The important factor for little kids is connection. Your history of relational connection growing up is the most important factor in overcoming childhood adversity. Your connectedness to your family, parents, community, and culture is most predictive of your health history as you grow older. Connectedness has the ability to counteract adversity. It’s the most important factor to counteract the adversity of growing up. It’s also interesting that when adversity hits is also important because the younger you get that trauma or adversity, the harder it is to overcome it, especially in the first two years of life. That’s where I want to start talking about what kids need.
Safe Base
This is a concept I’ve been talking about for years. I’d started learning about it back in my fellowship day with Dr. T. Berry Brazelton back in Boston. I learned about safe bases. What does it mean to have a safe base? A safe base is having someone that you can rely on. It starts when the baby is born. When a baby is fussing and crying and they have a concerned caretaker who comes to them and discovers what the problem is, whether it is a wet diaper, they’re hungry, or they need to be held, if an adult is there to meet that need warmly and consistently, then that person becomes that baby’s safe base right from the start. It’s interesting what happens when babies don’t have that safe face.
I remember in my fellowship, there was a man named Ed Tronick who helped out at the child development center where I was training. He had done some experiments with some other people. They would have babies sitting in a pumpkin seat, and then they would have a mom walk in who had a good connection with the baby and had been present. This is a 2 or 3-month-old baby. They would sit down and then they would start this beautiful interaction. The baby would look at the mom. Their eyes would brighten. The baby would coo and the mother would coo back. The mother would make a noise and then the baby would make a noise back. They had this beautiful back-and-forth rhythm which became the template for all future relationships.
They would tell the mom halfway through, “This time, I want you to have what they call a still face or a blank face. No matter what the baby does, show no expression.” The mom would sit down and have that still face or that blank face and they would smile and giggle like they always did. When the mom didn’t respond with a response back, the baby would get this quizzical look. The baby would smile some more. They would giggle. They might even slump over in their chair and come back up. They tried all these different maneuvers to try and get the connection with their mom back that they had previously.
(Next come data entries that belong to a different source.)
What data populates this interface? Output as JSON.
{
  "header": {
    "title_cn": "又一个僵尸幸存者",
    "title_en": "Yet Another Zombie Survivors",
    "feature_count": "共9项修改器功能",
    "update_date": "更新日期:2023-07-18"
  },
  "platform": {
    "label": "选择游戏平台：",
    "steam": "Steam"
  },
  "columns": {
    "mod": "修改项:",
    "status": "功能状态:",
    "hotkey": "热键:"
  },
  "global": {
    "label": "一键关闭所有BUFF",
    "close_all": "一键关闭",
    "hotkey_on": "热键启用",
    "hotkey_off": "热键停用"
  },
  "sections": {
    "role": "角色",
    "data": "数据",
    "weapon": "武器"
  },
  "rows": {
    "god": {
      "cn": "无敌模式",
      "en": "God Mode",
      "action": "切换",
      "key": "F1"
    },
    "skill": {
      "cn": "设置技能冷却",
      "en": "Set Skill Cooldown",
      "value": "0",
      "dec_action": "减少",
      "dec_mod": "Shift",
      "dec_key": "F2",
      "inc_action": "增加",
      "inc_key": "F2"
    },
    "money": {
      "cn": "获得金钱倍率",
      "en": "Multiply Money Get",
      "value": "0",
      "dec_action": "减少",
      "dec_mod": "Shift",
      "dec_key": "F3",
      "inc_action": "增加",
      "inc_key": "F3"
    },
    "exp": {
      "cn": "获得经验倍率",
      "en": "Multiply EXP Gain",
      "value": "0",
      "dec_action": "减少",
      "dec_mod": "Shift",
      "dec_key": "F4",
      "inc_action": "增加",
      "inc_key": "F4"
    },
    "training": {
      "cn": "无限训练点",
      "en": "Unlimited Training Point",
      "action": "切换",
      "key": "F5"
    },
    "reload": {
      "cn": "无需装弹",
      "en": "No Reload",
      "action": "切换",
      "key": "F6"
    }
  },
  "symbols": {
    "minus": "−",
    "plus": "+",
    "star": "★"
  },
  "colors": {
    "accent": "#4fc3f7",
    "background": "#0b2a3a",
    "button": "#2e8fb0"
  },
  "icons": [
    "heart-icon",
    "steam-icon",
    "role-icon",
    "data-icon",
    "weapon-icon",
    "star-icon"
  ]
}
All those things that they tried to do were positive. They were laughing, giggling, smiling, and all that.
They would do the same thing with a baby who was depressed in the first 2 or 3 months of life. They had a different interaction with the baby. When the mom would come in and sit down in front of that baby with a still face, the baby didn’t try 5, 6, or so of those positive attempts to get their mom’s attention. What the baby would do is try once, and if they got nothing from the mom, they shut down and got angry. They would grimace and show an angry response. They would fuss as if to say, “I’ve been alive for 2 or 3 months. I’ve learned that you’re not going to meet my needs and it makes me mad. It’s hard for me to regulate myself when I don’t have that safe base.” That was by 2 or 3 months of life.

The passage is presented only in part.